Exactly, it's not a good representative test. Maybe vectorization can narrow the gap since NEON has pretty good 64-bit integer support, but that's assuming it can actually trigger. And in some cases it could make things worse - for example Crafty uses a 64-bit clz variant with intrinsics using bsf on x86 and a LUT elsewhere. A compiler that's cheating on this test will turn it into a 64-bit clz if available, but that's not an option on NEON and using its fields as inputs to a LUT is not good.

186.crafty also has very low cache pressure, not just icache but dcache:

http://research.cs.wisc.edu/multifacet/misc/spec2000cache-data/new_tables/186.crafty1_64.tab
IMHO only 176.gcc can be considered as representative in SPEC 2000. And that's why as you wrote having individual scores would have been much more interesting (though I wonder if SPEC rules wouldn't forbid that...).
 
Just curious but what's the current benchmark for measured IPC? I have no idea if 1.2 is good, bad or somewhere in between.

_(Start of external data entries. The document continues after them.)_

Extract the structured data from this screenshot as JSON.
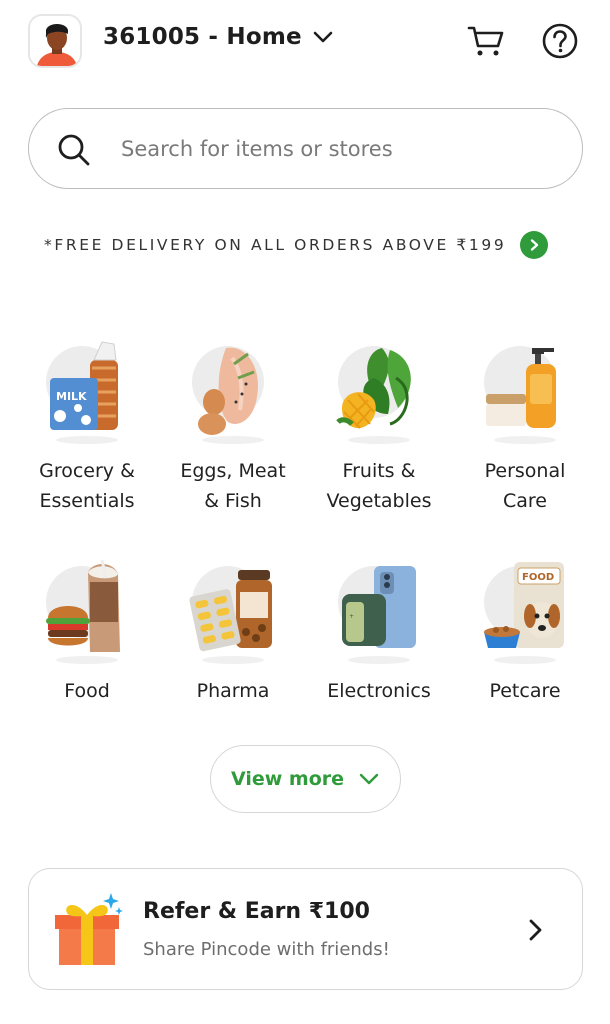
{
  "header": {
    "location": "361005 - Home",
    "cart_icon": "cart-icon",
    "help_icon": "help-icon"
  },
  "search": {
    "placeholder": "Search for items or stores",
    "icon": "search-icon"
  },
  "banner": {
    "text": "*FREE DELIVERY ON ALL ORDERS ABOVE ₹199",
    "accent_color": "#2f9b3b"
  },
  "categories": [
    {
      "label": "Grocery & Essentials",
      "line1": "Grocery &",
      "line2": "Essentials",
      "icon": "grocery-icon"
    },
    {
      "label": "Eggs, Meat & Fish",
      "line1": "Eggs, Meat",
      "line2": "& Fish",
      "icon": "eggs-meat-fish-icon"
    },
    {
      "label": "Fruits & Vegetables",
      "line1": "Fruits &",
      "line2": "Vegetables",
      "icon": "fruits-vegetables-icon"
    },
    {
      "label": "Personal Care",
      "line1": "Personal",
      "line2": "Care",
      "icon": "personal-care-icon"
    },
    {
      "label": "Food",
      "line1": "Food",
      "line2": "",
      "icon": "food-icon"
    },
    {
      "label": "Pharma",
      "line1": "Pharma",
      "line2": "",
      "icon": "pharma-icon"
    },
    {
      "label": "Electronics",
      "line1": "Electronics",
      "line2": "",
      "icon": "electronics-icon"
    },
    {
      "label": "Petcare",
      "line1": "Petcare",
      "line2": "",
      "icon": "petcare-icon"
    }
  ],
  "view_more": {
    "label": "View more"
  },
  "refer": {
    "title": "Refer & Earn ₹100",
    "subtitle": "Share Pincode with friends!",
    "icon": "gift-icon"
  },
  "illustration_text": {
    "milk": "MILK",
    "food": "FOOD"
  }
}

I would also like to know.

Since the IPC starts out at 0.6 using the ARM HW Decoder and then doubles to 1.2 using the Optimized ucode I take that to mean that the IPC mentioned in the slides is the ARMv8 instruction set and not the Nvidia ucode instructions.

Architecturally, the Cortex A57 is much like a tweaked Cortex A15 with 64-bit support. The CPU is still a 3-wide/3-issue machine with a 15+ stage pipeline. ARM has increased the width of NEON execution units in the Cortex A57 (128-bits wide now?) as well as enabled support for IEEE-754 DP FP. There have been some other minor pipeline enhancements as well. The end result is up to a 20 - 30% increase in performance over the Cortex A15 while running 32-bit code. Running 64-bit code you'll see an additional performance advantage as the 64-bit register file is far simplified compared to the 32-bit RF.

http://www.anandtech.com/show/6420/arms-cortex-a57-and-cortex-a53-the-first-64bit-armv8-cpu-cores
Does anyone have the IPC for SpecInt:Crafty Execution on Cortex A15's or any preliminary IPC data for the Cortex A57?